Exam Technique for C5 on OCR J248
C5 is on Paper 2, and it rewards students who can combine recall with confident calculation.
- Show every step in calculations. Concentration, yield, atom economy, gas-volume and titration questions carry method marks; a wrong final number with correct working still scores well.
- Watch the units, and round only at the end. Convert volumes to dm3, quote answers in the unit asked for, and keep extra figures until the last step.
- Explain with particles. For any rate question, reach straight for collision frequency and activation energy. For equilibrium, reach for Le Chatelier.
- Read rate graphs carefully. Steepest at the start, levelling off as reactants run out; the gradient is the rate, and a flat line means the reaction has finished.

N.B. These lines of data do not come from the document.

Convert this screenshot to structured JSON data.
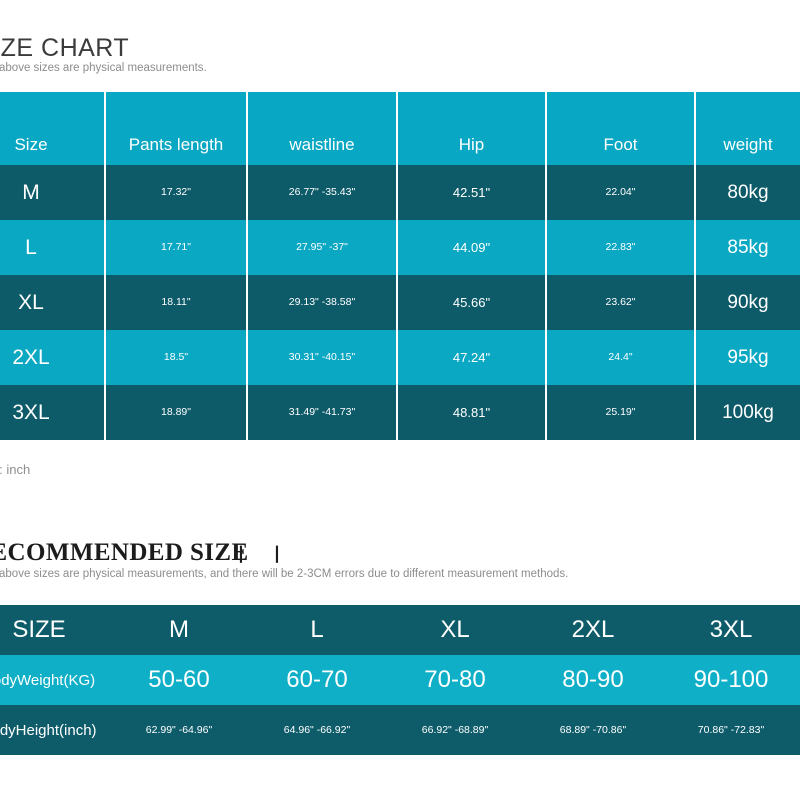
{
  "size_chart": {
    "title": "SIZE CHART",
    "note": "The above sizes are physical measurements.",
    "unit_note": "Unit: inch",
    "headers": [
      "Size",
      "Pants length",
      "waistline",
      "Hip",
      "Foot",
      "weight"
    ],
    "rows": [
      {
        "size": "M",
        "pants_length": "17.32\"",
        "waistline": "26.77\" -35.43\"",
        "hip": "42.51\"",
        "foot": "22.04\"",
        "weight": "80kg"
      },
      {
        "size": "L",
        "pants_length": "17.71\"",
        "waistline": "27.95\" -37\"",
        "hip": "44.09\"",
        "foot": "22.83\"",
        "weight": "85kg"
      },
      {
        "size": "XL",
        "pants_length": "18.11\"",
        "waistline": "29.13\" -38.58\"",
        "hip": "45.66\"",
        "foot": "23.62\"",
        "weight": "90kg"
      },
      {
        "size": "2XL",
        "pants_length": "18.5\"",
        "waistline": "30.31\" -40.15\"",
        "hip": "47.24\"",
        "foot": "24.4\"",
        "weight": "95kg"
      },
      {
        "size": "3XL",
        "pants_length": "18.89\"",
        "waistline": "31.49\" -41.73\"",
        "hip": "48.81\"",
        "foot": "25.19\"",
        "weight": "100kg"
      }
    ]
  },
  "recommended": {
    "title": "RECOMMENDED SIZE",
    "title_marks": "丨丨",
    "note": "The above sizes are physical measurements, and there will be 2-3CM errors due to different measurement methods.",
    "row_labels": [
      "SIZE",
      "BodyWeight(KG)",
      "BodyHeight(inch)"
    ],
    "sizes": [
      "M",
      "L",
      "XL",
      "2XL",
      "3XL"
    ],
    "body_weight": [
      "50-60",
      "60-70",
      "70-80",
      "80-90",
      "90-100"
    ],
    "body_height": [
      "62.99\" -64.96\"",
      "64.96\" -66.92\"",
      "66.92\" -68.89\"",
      "68.89\" -70.86\"",
      "70.86\" -72.83\""
    ]
  },
  "colors": {
    "header_cyan": "#08A7C3",
    "row_dark": "#0D5A68",
    "row_light": "#0BA8C3",
    "table_two_dark": "#0E5C6A",
    "table_two_light": "#0FAFC7",
    "text_white": "#FFFFFF",
    "note_gray": "#8D8D8D",
    "title_dark": "#3B3B3B"
  }
}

- Plan six-mark answers. Choosing Haber conditions or explaining how to control a reaction is levels-marked for joined-up reasoning — jot the key trade-offs first.
Prepare with LearningBro
The LearningBro OCR GCSE Chemistry: Monitoring and Controlling Reactions course covers all of C5 — concentration of solutions, titrations and titration calculations, percentage yield and atom economy, gas volumes, rates of reaction and collision theory, catalysts, and reversible reactions, Le Chatelier's principle and the Haber process — with worked examples and exam-style questions that mirror the real OCR papers, plus immediate feedback.
To rehearse whole-paper strategy and the command words, work through the OCR GCSE Chemistry Exam Prep course. For the chemistry that feeds into C5, our Chemical Reactions guide covers the reaction types and energy changes behind the rates and yields here. And for the wider picture of the whole subject, start with our OCR GCSE Chemistry complete revision guide.
C5 is a topic where understanding how to handle numbers matters as much as knowing the chemistry. Master the unit conversions, the three-step titration method, collision theory and Le Chatelier's principle, and C5 becomes one of the most dependable places to score on Paper 2. Good luck with your revision.